The incidences of specific all-grade trAEs are summarized in Figure 5 . We noted that the incidences of anemia, decreased WBC count, decreased neutrophil count, nausea, fatigue, diarrhea, and alopecia for patients treated with ICIs were greater than 20%, as follows: 27.3% (95% CI: 23.5–31.2%), 24.0% (95% CI: 19.9–28.0%), 23.9% (95% CI: 20.5–27.4%), 23.6% (95% CI: 21.0–26.2%), 23.0% (95% CI: 20.8–25.3%), 21.7% (95% CI: 19.4–24.0%), and 20.7% (95% CI: 18.4–22.9%), respectively. Moreover, the incidences of specific grade ≥ 3 trAEs, including decreased neutrophil count, neutropenia, decreased WBC count, anemia, hypertension, and decreased platelet count were greater than 5%, as follows: 15.5% (95% CI: 13.7–17.4%), 11.5% (95% CI: 10.2–12.8%), 8.6% (95% CI: 7.2–10.0%), 7.7% (95% CI: 6.8–8.5%), 7.5% (95% CI: 5.9–9.0%), and 5.9% (95% CI: 4.7–7.1%), respectively ( Figure 6 ).

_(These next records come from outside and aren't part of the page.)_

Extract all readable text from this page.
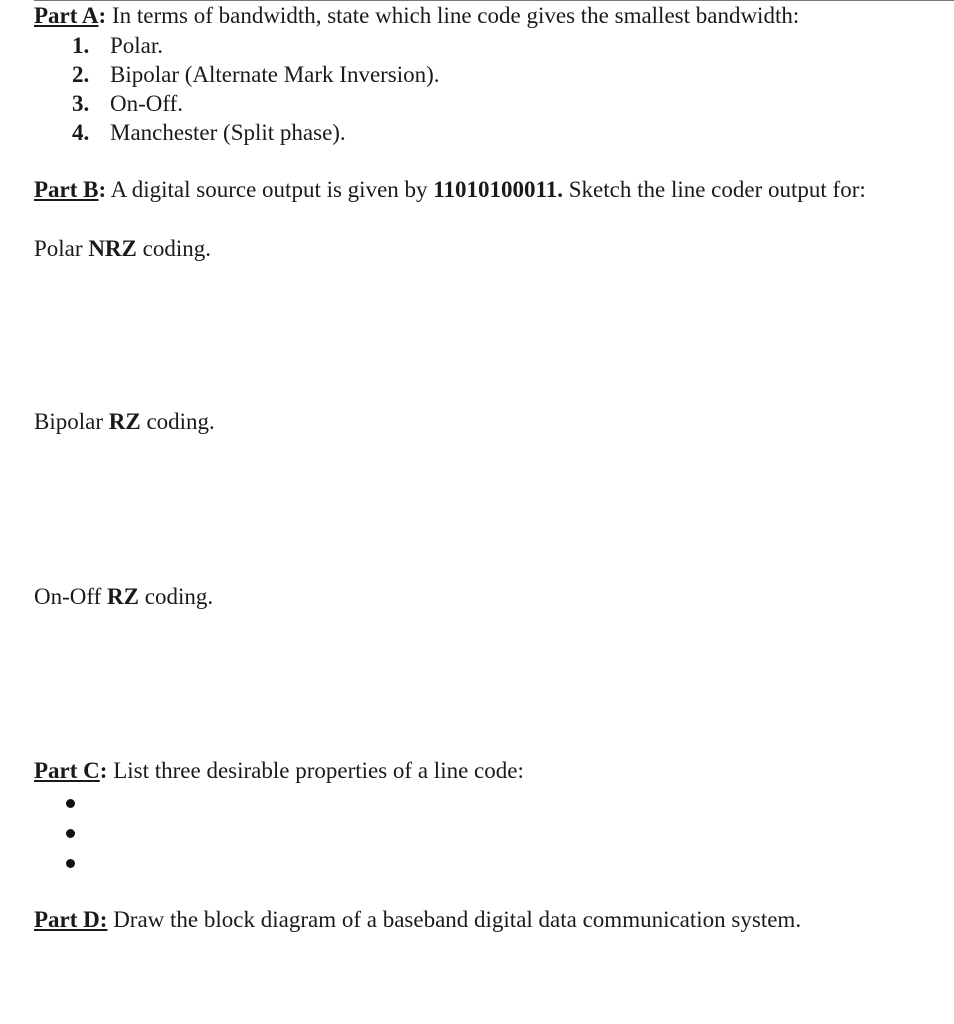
Part A: In terms of bandwidth, state which line code gives the smallest bandwidth:
1. Polar.
2. Bipolar (Alternate Mark Inversion).
3. On-Off.
4. Manchester (Split phase).
Part B: A digital source output is given by 11010100011. Sketch the line coder output for:
Polar NRZ coding.
Bipolar RZ coding.
On-Off RZ coding.
Part C: List three desirable properties of a line code:
Part D: Draw the block diagram of a baseband digital data communication system.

There were significant publication biases for grade ≥ 3 irAEs and all-grade or grade ≥ 3 trAEs ( Supplementary 5 ), and the conclusions were stabilized for all-grade trAEs and reduced for grade ≥ 3 irAEs and trAEs after adjusting the potential publication bias using the trim and fill method (27).